A federal law enforcement official said prosecutors plan to announce the filing of an indictment against Kerik at a news conference tomorrow. The official spoke on condition of anonymity because of the secrecy of grand jury proceedings.
Prosecutors have been presenting evidence to a federal grand jury in White Plains to consider charges against Kerik including tax evasion and corruption.
Kerik's attorney, Kenneth Breen, declined to comment Thursday on the grand jury proceedings.
Authorities have alleged that Kerik took tens of thousands of dollars in services from benefactors and never reported it as income. Earlier this year, he rejected a plea deal, and his attorney insisted he had done nothing wrong.
A second person familiar with the investigation said Kerik will turn himself in tomorrow morning and be arraigned at noon in U.S. District Court.
Kerik was a former undercover police officer with a bodybuilder's physique and a knack for charming people in high places such as Rudy Giuliani and even President Bush. But since his meteoric rise, Bernard Kerik has turned radioactive.
In the past three years, a string of revelations about Kerik's personal and professional improprieties have embarrassed his supporters and fueled criminal prosecutions, including the tax evasion and corruption charges.

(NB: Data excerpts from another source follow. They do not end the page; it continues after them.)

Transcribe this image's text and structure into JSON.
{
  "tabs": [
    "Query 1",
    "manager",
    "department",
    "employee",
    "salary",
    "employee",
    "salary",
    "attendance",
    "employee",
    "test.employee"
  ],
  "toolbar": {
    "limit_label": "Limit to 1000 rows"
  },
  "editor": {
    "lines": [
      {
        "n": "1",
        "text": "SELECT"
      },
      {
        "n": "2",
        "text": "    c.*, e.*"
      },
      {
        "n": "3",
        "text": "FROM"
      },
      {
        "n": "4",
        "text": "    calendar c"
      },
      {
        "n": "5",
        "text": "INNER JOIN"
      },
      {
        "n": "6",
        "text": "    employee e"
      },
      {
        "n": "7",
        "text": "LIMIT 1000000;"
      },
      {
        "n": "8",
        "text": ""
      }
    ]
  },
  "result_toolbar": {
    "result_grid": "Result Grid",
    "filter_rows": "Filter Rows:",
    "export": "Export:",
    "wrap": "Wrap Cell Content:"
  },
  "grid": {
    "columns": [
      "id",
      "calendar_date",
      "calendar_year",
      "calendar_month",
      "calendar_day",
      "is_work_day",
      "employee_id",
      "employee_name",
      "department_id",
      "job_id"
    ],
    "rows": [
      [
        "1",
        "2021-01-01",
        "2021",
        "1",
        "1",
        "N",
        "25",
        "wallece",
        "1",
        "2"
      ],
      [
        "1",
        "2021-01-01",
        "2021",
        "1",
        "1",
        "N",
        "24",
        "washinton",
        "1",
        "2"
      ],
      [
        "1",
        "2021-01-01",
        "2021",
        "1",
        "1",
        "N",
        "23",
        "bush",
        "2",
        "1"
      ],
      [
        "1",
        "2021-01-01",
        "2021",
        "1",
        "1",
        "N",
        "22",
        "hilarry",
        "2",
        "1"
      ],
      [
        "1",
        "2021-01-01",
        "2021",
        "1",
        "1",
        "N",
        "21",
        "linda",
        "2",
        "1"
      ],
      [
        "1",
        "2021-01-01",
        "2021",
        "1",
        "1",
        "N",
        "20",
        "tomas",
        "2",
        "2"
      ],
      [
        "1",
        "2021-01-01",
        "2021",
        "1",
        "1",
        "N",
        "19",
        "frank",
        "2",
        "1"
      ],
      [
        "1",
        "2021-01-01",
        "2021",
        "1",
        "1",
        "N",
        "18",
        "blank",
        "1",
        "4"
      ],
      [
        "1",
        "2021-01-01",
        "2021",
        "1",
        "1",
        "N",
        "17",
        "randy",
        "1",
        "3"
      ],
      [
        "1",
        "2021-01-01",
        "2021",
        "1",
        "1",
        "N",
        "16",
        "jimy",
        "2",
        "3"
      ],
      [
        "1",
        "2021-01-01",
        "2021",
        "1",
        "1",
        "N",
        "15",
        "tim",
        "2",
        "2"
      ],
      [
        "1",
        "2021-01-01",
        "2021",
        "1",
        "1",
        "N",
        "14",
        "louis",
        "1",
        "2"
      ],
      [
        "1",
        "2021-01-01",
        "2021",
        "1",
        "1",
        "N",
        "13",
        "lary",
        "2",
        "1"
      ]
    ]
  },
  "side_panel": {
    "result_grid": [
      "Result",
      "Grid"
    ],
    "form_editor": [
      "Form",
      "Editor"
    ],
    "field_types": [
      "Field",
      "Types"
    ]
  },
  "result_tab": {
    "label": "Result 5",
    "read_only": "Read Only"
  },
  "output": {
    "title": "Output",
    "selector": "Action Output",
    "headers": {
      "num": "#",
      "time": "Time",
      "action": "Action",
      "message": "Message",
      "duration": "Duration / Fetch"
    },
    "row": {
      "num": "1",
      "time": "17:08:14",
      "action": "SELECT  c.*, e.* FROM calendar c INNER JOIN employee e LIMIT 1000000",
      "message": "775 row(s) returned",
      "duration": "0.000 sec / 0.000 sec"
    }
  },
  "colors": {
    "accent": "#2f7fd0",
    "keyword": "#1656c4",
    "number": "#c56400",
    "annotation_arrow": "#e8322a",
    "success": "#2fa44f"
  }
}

An indictment would be the latest chapter of a downfall that began within days of Kerik's nomination in 2004 to head the Department of Homeland Security. At the time, he was billed by the former mayor as a no-nonsense, self-made lawman who helped restore calm following the Sept. 11 terrorist attacks.
But the nomination was confronted with news reports about stock-option windfalls, his connections with people suspected of doing business with the mob and overlapping extramarital affairs with two women: Judith Regan, the publisher of his memoir, and a city correction officer. The liaisons reportedly occurred in an apartment near ground zero that had been set aside for rescue workers.
Kerik, 51, who married his current wife in 1998 and has two children with her, apparently became close with Regan while writing "The Lost Son," in which he described being abandoned by his prostitute mother.